Ottawa's bureaucracy was not amused last week when a 15-year-old schoolboy satirized Canada's red-taped National Selective Service (the Dominion's version of the War Manpower Commission). Donald Sim, son of a Government official, wrote that he visited Selective Service headquarters in Ottawa and told a functionary :

"I've found a job for the summer and I'd like the necessary permits to take it."

The rest of the interview, as recorded by Donald for his high-school annual:

"For answer the man pulled out a pad of very official forms . . . [and] stiffly replied: 'You mean you want a permit to look for a job.'

" 'No, I don't. I've already found the job.'

" 'According to the laws of Canada,' he warned, 'you haven't yet. But by following His Majesty's orders you will be permitted to look for one. Sign here!'

" 'Well, now that you are permitted to look for it, I'll give you a permit to accept it,' the man said. 'After a week, when you have your job, come back.'

" 'But I've got the job now.'

" 'Now, take it easy, son. This is the Government. You don't understand it and I don't understand it. The only difference between you and me is that you're trying to understand it and I'm not. I've given up'!
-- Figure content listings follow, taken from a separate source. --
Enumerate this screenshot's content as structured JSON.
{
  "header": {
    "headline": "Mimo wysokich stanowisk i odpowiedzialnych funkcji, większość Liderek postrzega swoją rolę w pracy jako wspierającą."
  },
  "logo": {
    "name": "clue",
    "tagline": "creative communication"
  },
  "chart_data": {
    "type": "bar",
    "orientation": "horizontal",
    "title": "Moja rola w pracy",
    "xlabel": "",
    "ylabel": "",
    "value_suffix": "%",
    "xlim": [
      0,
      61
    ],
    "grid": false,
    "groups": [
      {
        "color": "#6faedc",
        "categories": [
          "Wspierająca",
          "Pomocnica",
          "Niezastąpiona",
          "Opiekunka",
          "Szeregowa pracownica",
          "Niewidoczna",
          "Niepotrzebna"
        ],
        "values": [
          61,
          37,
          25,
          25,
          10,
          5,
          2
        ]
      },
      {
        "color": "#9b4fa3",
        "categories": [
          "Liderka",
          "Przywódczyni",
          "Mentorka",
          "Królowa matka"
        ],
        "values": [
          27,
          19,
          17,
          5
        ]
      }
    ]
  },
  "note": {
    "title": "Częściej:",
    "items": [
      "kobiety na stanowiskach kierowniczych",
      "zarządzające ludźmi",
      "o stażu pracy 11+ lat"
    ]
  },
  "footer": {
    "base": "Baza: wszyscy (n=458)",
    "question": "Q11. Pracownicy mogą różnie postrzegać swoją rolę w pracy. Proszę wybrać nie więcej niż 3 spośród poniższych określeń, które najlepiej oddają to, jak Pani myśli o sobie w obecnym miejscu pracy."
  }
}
"So I left Selective Service. For the next week I did nothing. A week later I... found another boy ... had got my job."

When Ottawa newspapers seized on Satirist Sim's story, Selective Service officials complained to his teachers. Donald Sim had to appear before the assembled student body, read a prepared retraction. The students who heard him preferred to believe his first story. When he mentioned Selective Service, they burst out laughing.